Kenon - 25.11.2021 um 23:23 Uhr
Ich lese gern aufrichtig verfasste Berichte von Menschen, die ihre Beziehung zum Schreiben darstellen. Von den großen Namen nimmt man ja gern an, dass sie irgendwann einmal zu schreiben angefangen und dann wie eine Maschine immer damit weitergemacht haben; auf etliche trifft das sicherlich auch zu. Normalsterbliche scheinen öfter Brüche in ihrem Schaffen zu haben, vor allem, wenn sie damit nicht ihr Brot erwerben mussten, durften oder konnten.
Der Text redet von einem “Er”, dabei weiß ich gar nicht genau, ob dieser mit seinem Verfasser identisch ist; vielleicht ganz, vielleicht nicht völlig? Auffallend ist natürlich, wie sich dieser “Er” immer wieder auf andere Vorbilder bezieht, wenn er in eine neue Phase des Schreibens kommt. Auch sonst frage ich mich häufiger bei Deinen Texten, wie viel tatsächlich biographisch und was eher Literatur ist.

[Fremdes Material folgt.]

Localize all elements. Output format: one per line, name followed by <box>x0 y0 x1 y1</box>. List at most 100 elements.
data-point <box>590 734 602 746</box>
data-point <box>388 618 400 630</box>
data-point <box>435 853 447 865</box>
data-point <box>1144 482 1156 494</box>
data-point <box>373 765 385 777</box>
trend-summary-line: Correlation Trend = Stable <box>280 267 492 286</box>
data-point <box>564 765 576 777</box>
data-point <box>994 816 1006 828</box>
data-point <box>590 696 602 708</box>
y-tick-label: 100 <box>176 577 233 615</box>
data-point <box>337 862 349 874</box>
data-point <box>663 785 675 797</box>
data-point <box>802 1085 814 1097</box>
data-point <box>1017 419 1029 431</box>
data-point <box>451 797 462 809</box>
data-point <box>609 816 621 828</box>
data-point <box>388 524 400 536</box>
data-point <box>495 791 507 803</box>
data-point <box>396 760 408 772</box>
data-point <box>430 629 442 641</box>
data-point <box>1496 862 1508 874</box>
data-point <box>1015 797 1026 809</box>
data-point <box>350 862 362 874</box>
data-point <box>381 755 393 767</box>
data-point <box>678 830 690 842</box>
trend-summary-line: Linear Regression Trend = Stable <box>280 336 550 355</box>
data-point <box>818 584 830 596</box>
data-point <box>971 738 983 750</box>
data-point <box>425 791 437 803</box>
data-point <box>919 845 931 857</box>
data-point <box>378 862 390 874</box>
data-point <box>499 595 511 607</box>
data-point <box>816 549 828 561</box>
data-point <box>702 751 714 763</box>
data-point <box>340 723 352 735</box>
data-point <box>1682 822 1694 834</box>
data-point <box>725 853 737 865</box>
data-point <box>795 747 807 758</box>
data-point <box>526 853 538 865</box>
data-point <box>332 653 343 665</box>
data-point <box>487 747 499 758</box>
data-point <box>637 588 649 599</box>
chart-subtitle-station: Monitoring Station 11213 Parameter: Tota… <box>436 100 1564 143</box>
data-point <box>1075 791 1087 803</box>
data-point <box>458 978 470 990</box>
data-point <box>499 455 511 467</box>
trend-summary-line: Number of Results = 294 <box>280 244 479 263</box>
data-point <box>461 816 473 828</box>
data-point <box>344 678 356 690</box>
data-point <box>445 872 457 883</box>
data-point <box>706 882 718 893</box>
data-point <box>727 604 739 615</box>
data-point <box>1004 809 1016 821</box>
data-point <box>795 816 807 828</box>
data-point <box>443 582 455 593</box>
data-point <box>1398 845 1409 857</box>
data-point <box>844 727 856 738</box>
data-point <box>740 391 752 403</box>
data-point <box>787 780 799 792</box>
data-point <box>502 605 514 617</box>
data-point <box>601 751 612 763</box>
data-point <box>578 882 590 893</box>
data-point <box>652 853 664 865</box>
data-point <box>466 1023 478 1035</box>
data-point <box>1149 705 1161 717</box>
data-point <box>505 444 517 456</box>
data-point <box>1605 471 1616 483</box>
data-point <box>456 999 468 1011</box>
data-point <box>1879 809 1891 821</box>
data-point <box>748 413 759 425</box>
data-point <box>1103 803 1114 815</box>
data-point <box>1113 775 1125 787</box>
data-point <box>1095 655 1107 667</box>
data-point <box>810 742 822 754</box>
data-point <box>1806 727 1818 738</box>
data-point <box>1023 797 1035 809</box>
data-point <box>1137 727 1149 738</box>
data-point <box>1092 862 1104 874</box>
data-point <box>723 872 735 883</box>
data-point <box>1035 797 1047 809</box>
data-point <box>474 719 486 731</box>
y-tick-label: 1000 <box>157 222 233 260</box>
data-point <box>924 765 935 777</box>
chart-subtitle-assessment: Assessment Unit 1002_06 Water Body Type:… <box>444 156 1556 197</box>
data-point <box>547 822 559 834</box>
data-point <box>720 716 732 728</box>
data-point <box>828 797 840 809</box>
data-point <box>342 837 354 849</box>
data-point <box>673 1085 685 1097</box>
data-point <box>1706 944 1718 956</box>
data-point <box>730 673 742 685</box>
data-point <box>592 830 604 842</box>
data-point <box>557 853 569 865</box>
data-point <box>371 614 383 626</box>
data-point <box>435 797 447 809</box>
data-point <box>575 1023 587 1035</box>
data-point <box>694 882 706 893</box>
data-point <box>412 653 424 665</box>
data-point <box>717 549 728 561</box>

Kann ein Mensch so viel erlebt haben? Vielleicht – und vielleicht möchte er die Frage auch gar nicht beantworten.
ArnoAbendschoen - 26.11.2021 um 11:30 Uhr
Ja, doch, ist hier alles autobiographisch. Ich wollte nur dem ständigen "Ich" im Text aus dem Weg gehen. Auch sonst schöpfe ich überwiegend (nicht ausschließlich) die eigene Erinnerung ab. Doderer, den ich auch schätze, spricht als alter Mann irgendwo vom "schmählich Autobiographischen", das er nun zu vermeiden suche - ausgerechnet er. Seine geschiedene Frau wollte in seinen großen Romanen fast alle Figuren wiedererkannt haben.
Die genannten Autoren waren weniger Vorbilder als Anreger, in dem Sinn, dass die Atmosphäre bei ihnen und ihr persönlicher Zugriff auf Stoff einen Einfluss ausgeübt haben. Das ist dann ähnlich wie mit Musik oder Landschaft.
Ob ich wirklich so viel erlebt habe? Ich habe mich in ganz verschiedenartigen Milieus bewegt und bin sehr oft umgezogen, auch von Stadt zu Stadt.